Embryonic day 12.5 mouse NSPCs (E12.5 mNSPCs) contain both NPs and APs so are an ideal population to test whether NP and AP inherent properties are sufficient to define and isolate these progenitors [11]. Mouse NSPCs that differ in the numbers of NPs and APs have distinct electrophysiological properties (Cm: 8.2 mF/m2 NP-biased and 10.7 mF/m2 AP-biased; fxo: 48.0 kHz NP-biased and 35.1 kHz AP-biased) and based on profiles in DEP in the presence of fluid flow are likely to differ in fth [10, 11]. To define appropriate frequencies for isolation of NPs and AP using the castellated electrode arrays in the DACS device, we generated a trapping curve for E12.5 mNSPCs by determining the percentage of cells experiencing positive DEP over a range of given frequencies (Fig. 1B). A homogenous population of cells would transition sharply to 100% trapped cells at the frequency at which those cells experience positive DEP [10, 17]. In contrast, a heterogeneous population, such as E12.5 mNSPCs, transitions gradually to 100% over a range of frequencies (Fig. 1B). We identified frequencies ranging from 0 to 400 kHz to use for isolation of NPs and APs from E12.5 mNSPCs since the heterogeneity of the population is observed in this range (Fig. 1B).

Figure 1C details the steps of cell separation in DACS and a video demonstrating cell separation in the DACS device is available in Supporting Information Video S1. The heterogeneous cell population flows through the main, horizontal channel of the device while DEP electrodes are set at a specific frequency, F2 (Fig. 1C). All cells that have an fth < F2 are trapped along the electrodes (Fig. 1C, middle panels). Then, flow is stopped and a lower DEP frequency, F1, is set while valves are switched to redirect fluid flow to the perpendicular channels (Fig. 1C, right panels). Cells that do not experience positive DEP at F1 leave the electrodes and are directed to the collection wells (false gray cells in Fig. 1C), while cells that continue to experience positive DEP remain trapped and are not recovered (false green cells in Fig. 1C). Cells are trapped in discrete frequency bands and only those cells that have F1< fth <F2 are recovered, which is indicated on the trapping curve as the subset of collected cells (Fig. 1C, right lower panel).

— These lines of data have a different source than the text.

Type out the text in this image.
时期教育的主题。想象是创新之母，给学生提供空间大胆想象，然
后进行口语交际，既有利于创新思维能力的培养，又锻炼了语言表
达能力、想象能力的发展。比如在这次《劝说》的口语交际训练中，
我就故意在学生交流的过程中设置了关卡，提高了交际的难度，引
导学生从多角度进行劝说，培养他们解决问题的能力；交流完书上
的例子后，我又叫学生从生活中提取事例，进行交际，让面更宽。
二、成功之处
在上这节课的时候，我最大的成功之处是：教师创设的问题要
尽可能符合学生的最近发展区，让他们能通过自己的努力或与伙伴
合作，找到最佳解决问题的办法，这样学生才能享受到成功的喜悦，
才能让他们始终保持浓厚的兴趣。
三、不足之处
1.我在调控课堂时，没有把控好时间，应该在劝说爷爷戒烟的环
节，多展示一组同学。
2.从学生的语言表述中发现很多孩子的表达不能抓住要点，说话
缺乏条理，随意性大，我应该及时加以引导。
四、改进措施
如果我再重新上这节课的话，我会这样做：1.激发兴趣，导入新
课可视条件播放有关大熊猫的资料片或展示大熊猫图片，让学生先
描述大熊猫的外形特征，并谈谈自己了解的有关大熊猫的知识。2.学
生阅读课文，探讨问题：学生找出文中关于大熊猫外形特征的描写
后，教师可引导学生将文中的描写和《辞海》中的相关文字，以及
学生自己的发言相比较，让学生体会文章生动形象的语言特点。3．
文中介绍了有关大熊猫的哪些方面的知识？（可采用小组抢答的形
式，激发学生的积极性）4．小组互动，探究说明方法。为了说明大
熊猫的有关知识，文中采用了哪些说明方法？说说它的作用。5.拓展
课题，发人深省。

Sorting Enriches Cells with Similar Electrophysiological Properties

To determine whether isolated cells are more homogenous in electrophysiological properties, and thus were effectively sorted, a set of electrodes was included on a cell collection channel to allow immediate trapping curve analysis and calculation of the fth for the sorted cells (Fig. 2A). We analyzed cells sorted at 200–300 kHz because this band represents the middle of the frequency range of E12.5 mNSPCs (Fig. 1B). Controls for cells sorted by DACS included cells incubated in DEP buffer for the same amount of time as the cells that were sorted (buffer control) and cells that were in DEP buffer and went through the DACS device, but were collected by the frequency band 0–1,000 kHz (unsorted control since this procedure collected all the cells in the population). The trapping curve of the 200–300 kHz sorted cells differs from that of unsorted control (0–1,000 kHz) cells and is steeper in the 200–300 kHz frequency range (Fig. 2B), indicating successful sorting.

Figure 2.

Increased purity of cells separated by dielectrophoresis-assisted cell sorting. (A): Cells were either unsorted control (entire frequency band 0–1,000 kHz, black) or sorted (200–300 kHz frequency band, red) cells as depicted by graphs in the left panel. Both sets of cells were analyzed by screening electrodes in an outlet channel (right schematic). Cells were sorted in all three vertical channels at the same frequencies to improve yield and were screened in the middle channel. (B): Unsorted control (0–1,000 kHz, black) and sorted cells (200–300 kHz, red) reveal distinct trapping curves (points are measured data and lines are fitted lognormal distributions) [17]. The 200–300 kHz frequency range is indicated by red shading to highlight the steeper slope of the sorted cell trapping curve in this range than the control cell trapping curve, indicating greater purity of the sorted cells. (C): Log-normal distribution fitting of the trapping curves from (B) gives the resulting probability density functions (solid lines) for unsorted control (black) and sorted (red) cells. The most common trapping frequency for the population, the threshold frequency (fth, dashed lines) falls within the frequency band limits for the screened population (either 0–1,000 kHz or 200–300 kHz) illustrating fidelity, while the peak height and shape (skewness) reflect the higher homogeneity of the sorted cells.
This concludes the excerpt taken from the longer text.